こうして、双方の差分だけ綱を引き合って、「オーエス! オーエス!」と人形が盤上を行ったり来たりするところが、この組香の醍醐味と言えましょう。勝負については出典に「勝負の場へ引き出され、向うの地に一人にても引き入れられたる方負けなり。」とあり、相手方の人形の先頭を自陣に引き入れ(台の先端が勝負場と自陣の境界線を越え)たところで「勝負あり」となります。双方の実力が拮抗してなるべく長く「引きつ、引かれつ」の勝負を楽しみたいところですが、最初に「客」の香が出て、「左方」に当たりなく0点、「右方」に3人の当たりがあり6点となった場合は、一気に「左方」の人形は、「右方」の陣を踏むことになり、たった1*柱で勝負が決まることもあります。早々に決着が付くと、香が余ってしまいますので、出典には「盤の勝負終わりても、香は残らず焚く」との記載があり、「盤上の勝負」は「記録上の勝負」へと引き継がれます。その際、盤上の景色は勝負のついた時点でそのままにしておきます。

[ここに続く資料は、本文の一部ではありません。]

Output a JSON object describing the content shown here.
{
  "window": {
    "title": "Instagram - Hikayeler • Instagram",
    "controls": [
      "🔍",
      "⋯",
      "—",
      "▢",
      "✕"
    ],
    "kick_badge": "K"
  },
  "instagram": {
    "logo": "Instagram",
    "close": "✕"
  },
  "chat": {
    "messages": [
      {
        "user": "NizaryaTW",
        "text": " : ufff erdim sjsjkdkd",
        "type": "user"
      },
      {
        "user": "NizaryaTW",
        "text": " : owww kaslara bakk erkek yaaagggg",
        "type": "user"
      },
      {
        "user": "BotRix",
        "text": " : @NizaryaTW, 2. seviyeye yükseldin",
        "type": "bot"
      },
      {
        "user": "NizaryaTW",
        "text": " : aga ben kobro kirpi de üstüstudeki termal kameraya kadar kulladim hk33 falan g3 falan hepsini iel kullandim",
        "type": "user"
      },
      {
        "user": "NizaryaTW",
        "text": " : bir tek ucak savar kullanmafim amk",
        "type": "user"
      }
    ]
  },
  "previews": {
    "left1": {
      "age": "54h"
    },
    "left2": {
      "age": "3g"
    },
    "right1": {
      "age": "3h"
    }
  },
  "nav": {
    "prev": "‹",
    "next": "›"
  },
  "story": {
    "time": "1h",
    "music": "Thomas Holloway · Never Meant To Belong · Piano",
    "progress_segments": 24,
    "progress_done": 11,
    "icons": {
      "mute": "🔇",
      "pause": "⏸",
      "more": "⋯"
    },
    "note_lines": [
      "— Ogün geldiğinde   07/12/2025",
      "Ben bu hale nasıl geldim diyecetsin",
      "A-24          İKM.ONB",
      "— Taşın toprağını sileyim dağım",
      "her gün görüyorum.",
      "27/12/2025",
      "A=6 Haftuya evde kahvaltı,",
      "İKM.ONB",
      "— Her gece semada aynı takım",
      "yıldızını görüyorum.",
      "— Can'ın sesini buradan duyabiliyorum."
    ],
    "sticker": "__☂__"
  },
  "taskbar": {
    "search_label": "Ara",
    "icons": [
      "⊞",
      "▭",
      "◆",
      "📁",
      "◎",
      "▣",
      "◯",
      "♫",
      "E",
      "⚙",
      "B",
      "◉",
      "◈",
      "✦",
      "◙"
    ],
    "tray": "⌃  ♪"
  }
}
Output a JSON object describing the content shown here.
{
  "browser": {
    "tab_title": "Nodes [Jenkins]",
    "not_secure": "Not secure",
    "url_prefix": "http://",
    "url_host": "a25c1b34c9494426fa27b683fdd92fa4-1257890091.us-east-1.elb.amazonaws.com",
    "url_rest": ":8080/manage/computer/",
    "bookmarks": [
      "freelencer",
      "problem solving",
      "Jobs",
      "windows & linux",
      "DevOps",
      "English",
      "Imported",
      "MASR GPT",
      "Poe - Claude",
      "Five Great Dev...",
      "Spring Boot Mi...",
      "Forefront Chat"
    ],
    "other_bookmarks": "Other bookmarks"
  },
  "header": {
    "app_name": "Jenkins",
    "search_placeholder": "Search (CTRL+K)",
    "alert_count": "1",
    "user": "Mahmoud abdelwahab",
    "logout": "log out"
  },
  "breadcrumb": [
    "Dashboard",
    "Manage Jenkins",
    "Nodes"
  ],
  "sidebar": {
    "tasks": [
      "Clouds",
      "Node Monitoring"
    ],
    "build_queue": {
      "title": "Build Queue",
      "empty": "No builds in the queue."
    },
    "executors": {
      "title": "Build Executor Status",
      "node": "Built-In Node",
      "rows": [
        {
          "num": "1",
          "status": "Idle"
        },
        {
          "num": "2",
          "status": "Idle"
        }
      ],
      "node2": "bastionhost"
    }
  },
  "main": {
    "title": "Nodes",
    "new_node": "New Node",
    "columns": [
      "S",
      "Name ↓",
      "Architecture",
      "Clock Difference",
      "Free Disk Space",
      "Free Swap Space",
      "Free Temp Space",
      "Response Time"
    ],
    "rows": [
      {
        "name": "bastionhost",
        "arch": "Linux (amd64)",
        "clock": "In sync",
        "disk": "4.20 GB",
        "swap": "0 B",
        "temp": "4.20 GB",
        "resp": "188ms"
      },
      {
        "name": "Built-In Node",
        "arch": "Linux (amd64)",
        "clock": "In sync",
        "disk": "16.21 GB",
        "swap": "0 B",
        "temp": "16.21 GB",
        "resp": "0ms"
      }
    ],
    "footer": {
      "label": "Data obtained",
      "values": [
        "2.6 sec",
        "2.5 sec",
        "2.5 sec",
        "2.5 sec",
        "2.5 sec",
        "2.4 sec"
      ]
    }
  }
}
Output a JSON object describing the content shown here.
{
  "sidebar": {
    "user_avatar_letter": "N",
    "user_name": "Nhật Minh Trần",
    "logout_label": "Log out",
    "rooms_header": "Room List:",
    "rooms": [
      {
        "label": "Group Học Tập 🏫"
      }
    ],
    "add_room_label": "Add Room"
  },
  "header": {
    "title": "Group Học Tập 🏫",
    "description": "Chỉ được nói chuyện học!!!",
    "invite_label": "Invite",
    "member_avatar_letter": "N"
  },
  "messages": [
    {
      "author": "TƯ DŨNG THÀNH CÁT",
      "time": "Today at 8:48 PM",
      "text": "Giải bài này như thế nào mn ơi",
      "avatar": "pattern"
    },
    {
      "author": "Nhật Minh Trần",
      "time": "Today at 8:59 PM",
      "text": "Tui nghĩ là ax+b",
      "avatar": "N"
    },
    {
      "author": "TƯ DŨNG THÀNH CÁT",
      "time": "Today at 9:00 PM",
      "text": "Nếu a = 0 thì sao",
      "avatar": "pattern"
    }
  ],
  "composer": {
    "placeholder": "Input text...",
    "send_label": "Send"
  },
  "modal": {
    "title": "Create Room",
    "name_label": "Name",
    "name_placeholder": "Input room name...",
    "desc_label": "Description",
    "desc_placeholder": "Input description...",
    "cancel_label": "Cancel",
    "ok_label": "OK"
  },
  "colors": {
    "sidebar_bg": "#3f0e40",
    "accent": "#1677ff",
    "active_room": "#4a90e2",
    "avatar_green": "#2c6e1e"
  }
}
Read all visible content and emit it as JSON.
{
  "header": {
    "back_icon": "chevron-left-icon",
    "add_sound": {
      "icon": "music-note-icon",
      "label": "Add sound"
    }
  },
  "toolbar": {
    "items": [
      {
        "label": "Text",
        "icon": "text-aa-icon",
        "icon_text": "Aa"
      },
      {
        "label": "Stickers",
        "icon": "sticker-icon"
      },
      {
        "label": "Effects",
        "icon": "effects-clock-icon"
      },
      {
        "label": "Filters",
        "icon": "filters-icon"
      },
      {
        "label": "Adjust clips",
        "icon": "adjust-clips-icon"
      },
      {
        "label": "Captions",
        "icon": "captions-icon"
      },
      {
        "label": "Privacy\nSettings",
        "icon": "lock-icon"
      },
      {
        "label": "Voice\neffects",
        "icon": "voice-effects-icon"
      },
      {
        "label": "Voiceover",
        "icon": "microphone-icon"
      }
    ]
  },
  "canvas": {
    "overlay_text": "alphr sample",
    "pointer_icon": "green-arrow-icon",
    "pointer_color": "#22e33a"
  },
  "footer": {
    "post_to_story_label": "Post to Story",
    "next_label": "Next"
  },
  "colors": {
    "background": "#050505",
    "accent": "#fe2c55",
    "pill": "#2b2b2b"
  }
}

「盤上の勝負」がついても、本香が10*柱焚かれることに変わりはなく、そのまま聞香と投票は続き、各自の当否は香記に記録されていきます。本香がすべて焚き終わりましたら、執筆は各自の得点を合計します。得点は、香記に記された要素名を各1点と換算し、「客」に掛けられた「ヽ」「ヽヽ」の数を加算します。全問正解の場合は11点が最高得点となり、「客」の独聞がある場合は12点となります。各自の得点が定まりましたら、漢数字で「○」と下附します。その後、チームごとの合計点を算出して記録上の勝負が決まりますので、後半の戦績によっては、「盤上の勝負」の勝方が「記録上の勝負」の負方となることもあります。記録上の勝負は、「左方」「右方」の見出しの下に、チームごとの合計点を記載し、合計点の多い方に「勝」と付記して示します。香記は、「記録上の勝負」の勝方のうち最高得点者の上席の方に授与されます。
「綱引き」は、運動会の定番種目から出世して、現在では国際競技として世界中の人々が楽しめるようになったようです。軍であれ、地域であれ、クラスであれ「自分の所属するチームが1本の綱に繋がって『気と力』を合わせて引き合う競技」は、「心の絆」をも結ぶ効用があったのかもしれません。皆様も「お初会」に「綱牽香」を催し、「社中」の心の絆をさらに太く結んでみてはいかがでしょうか?
人生の予想を超える出来事というものは、「人との出逢い」から生まれるものです。
これからも人に恵まれ、人に施し・・・
「ラ・ヴィ・アン・ローズ」を謳歌したいと思います。
紅に手指染めつつ摘むかな野辺の若菜に春の淡雪 (921詠)
本年もよろしくお願いいたします。
組香の解釈は、香席の景色を見渡すための一助に過ぎません。
最も尊重されるものは、皆さん自身が自由に思い浮かべる「心の風景」です。